New Year's resolution: Seek the other side in political commentary
Thirty years ago, I got into the habit of consulting a political commentator with whom I might disagree, starting with William F. Buckley Jr. While only others can say if it’s made me a better citizen, I do know that it's been a great deal of fun, not to mention enlightening.
Frank Franklin II/File
Baton Rouge, LA.
If you’re still looking for a New Year’s resolution at the start of what promises to be a very partisan 2012, here’s a suggestion:
Once a week – or once a day, if you can – consult a political commentator with whom you might disagree.
I got in this habit 30 years ago, and while only others can say if it’s made me a better citizen, I do know that seeking out the devil’s advocates in politics has been a great deal of fun, not to mention enlightening.
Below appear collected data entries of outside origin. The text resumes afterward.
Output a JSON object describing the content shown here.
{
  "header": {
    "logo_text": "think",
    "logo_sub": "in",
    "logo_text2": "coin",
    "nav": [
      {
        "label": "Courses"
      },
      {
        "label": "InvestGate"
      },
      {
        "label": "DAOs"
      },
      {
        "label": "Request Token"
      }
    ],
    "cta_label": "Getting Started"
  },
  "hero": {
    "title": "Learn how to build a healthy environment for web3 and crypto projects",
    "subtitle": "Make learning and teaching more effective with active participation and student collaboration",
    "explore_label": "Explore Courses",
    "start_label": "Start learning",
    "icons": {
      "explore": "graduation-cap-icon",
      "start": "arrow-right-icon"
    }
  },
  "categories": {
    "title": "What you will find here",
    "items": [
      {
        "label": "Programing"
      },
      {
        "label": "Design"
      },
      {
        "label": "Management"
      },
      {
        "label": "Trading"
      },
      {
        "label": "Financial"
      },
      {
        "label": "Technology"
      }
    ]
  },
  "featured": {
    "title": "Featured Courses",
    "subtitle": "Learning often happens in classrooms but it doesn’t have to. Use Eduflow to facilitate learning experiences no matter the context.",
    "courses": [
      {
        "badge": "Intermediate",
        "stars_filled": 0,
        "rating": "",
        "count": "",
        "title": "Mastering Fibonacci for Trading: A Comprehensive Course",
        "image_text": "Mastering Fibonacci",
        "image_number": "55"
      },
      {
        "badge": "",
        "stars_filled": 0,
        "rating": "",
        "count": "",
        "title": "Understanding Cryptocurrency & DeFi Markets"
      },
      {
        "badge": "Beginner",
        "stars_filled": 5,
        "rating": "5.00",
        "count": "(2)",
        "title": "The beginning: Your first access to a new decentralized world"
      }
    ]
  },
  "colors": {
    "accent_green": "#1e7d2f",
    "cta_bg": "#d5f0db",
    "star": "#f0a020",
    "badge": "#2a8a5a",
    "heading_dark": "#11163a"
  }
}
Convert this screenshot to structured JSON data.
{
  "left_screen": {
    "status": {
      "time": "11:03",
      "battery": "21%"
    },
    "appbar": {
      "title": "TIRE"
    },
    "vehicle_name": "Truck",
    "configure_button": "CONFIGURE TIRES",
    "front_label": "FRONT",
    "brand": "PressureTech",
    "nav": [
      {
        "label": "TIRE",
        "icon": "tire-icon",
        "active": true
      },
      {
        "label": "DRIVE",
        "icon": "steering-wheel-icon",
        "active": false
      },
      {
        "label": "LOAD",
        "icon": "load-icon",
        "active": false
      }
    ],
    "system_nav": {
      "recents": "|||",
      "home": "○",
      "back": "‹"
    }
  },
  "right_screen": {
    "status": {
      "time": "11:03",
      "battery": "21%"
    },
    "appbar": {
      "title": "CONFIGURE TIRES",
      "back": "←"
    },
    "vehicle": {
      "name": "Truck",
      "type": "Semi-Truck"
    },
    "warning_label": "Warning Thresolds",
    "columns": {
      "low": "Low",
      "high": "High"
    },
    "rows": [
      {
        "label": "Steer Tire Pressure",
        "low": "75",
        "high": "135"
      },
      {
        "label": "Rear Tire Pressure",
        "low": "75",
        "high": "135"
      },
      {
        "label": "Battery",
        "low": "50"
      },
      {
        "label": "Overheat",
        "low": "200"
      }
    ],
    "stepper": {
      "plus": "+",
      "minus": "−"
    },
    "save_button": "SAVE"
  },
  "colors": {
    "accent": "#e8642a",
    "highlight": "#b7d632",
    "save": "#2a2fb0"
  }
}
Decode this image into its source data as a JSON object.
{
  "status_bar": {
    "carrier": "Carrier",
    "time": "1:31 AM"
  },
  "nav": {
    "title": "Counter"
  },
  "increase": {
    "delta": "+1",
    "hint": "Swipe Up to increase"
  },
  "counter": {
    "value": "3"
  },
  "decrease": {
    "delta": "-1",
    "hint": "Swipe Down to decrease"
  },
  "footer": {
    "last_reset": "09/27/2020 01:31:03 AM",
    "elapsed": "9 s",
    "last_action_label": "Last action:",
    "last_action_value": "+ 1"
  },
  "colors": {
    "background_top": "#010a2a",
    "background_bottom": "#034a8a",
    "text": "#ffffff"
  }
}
This all started in the 1980s, when, as a college student with few TV viewing options, I watched William F. Buckley Jr.'s “Firing Line” one Sunday afternoon.
The late Buckley reigned supreme as the godfather of American conservatism, but he routinely invited liberals on his public affairs show and cheerfully gave them the floor. What Buckley seemed to say, without quite saying it, is that he was confident enough in his own views to allow others to question them.
My own political views were unformed at the time, but Buckley’s example suggested that citizens of sound conviction had nothing to fear from civil debate. His magnanimity gave me the courage to throw a wide net in exploring my own beliefs, without fear of meeting minds that might be sharply different from mine.
Amused by Buckley’s gentle sparring with left-of-center economist John Kenneth Galbraith, for example, I sought out Galbraith’s “Annals of An Abiding Liberal,” which I read alongside laissez-faire economist Milton Friedman’s “Free to Choose.”
What I discovered is that neither man, despite widely divergent perspectives, seemed evil or dumb. The fact that two smart, apparently good-natured people could examine the same set of facts and reach sharply different conclusions struck me as a great mystery of political discourse, and one worth embracing.
I found a great laboratory for this phenomenon on my local editorial page, where writers like liberal Ellen Goodman and conservative George F. Will could write elegantly and thoughtfully in service of two competing visions of life. What a miracle, I thought, that a single sheet of newsprint could include such variety.
After decades of visiting both sides of the political spectrum, I’ve evolved into a flaming moderate, convinced that neither conservatives nor liberals have all the answers. My enthusiasm for the give and take of political debate led me to work on my hometown editorial page, where I regularly referee the latest pronouncements from voices as varied as Cal Thomas and Richard Reeves.
Not everyone, I know, is as happy to greet political views that might challenge their preconceived notions of how the world works. I routinely field calls from readers who question not only a columnist’s views, but the author’s right to express them.
Chalk that up to a media culture in which, increasingly, people are simply following web sites, periodicals, cable channels, or radio shows that affirm what they already believe. Which is why, I suppose, I have red-state friends who cannot believe anyone would vote for Barack Obama, and blue-state friends who’ve never had a serious discussion with a Republican. That can’t be a good thing as Americans go to the polls next year to elect a president.
Political partisanship, of course, wasn’t invented in 2011, as John Stuart Mill, the 19th century political philosopher and economist, would surely remind us if he were still around. Confronting the politically myopic citizens of his own day, Mill advanced three pretty good reasons for listening to the other side:
If you seriously consult an opposing viewpoint and find it’s still in error, you have the satisfaction of knowing that your views have been challenged and survived. If, on the other hand, you determine that someone else is right or partly right, you have the equal satisfaction of correcting your opinions and feeling smarter for it. There’s a third satisfaction, too, in the possibility that after considering opposing voices, you might be able to correct them.
The only way to know the whole of a subject, Mill added, “is by hearing what can be said about it by persons of every variety of opinion, and studying all modes in which it can be looked at by every character of mind.”
Mill’s argument suggests the practical benefits to politics and civic life in making a standing date with your opposite.
But such arguments, while important, can have an air of grudging civic duty, and they really shouldn’t, since my own experience on this score has been relatively painless.
If you’re a politically cloistered soul, resolve to regularly read or listen to a pundit outside your comfort level. If my case is any indication, you’ll probably not only endure it, but learn to enjoy it, too.
Danny Heitman, a columnist for The Baton Rouge Advocate, is the author of “A Summer of Birds: John James Audubon at Oakley House.”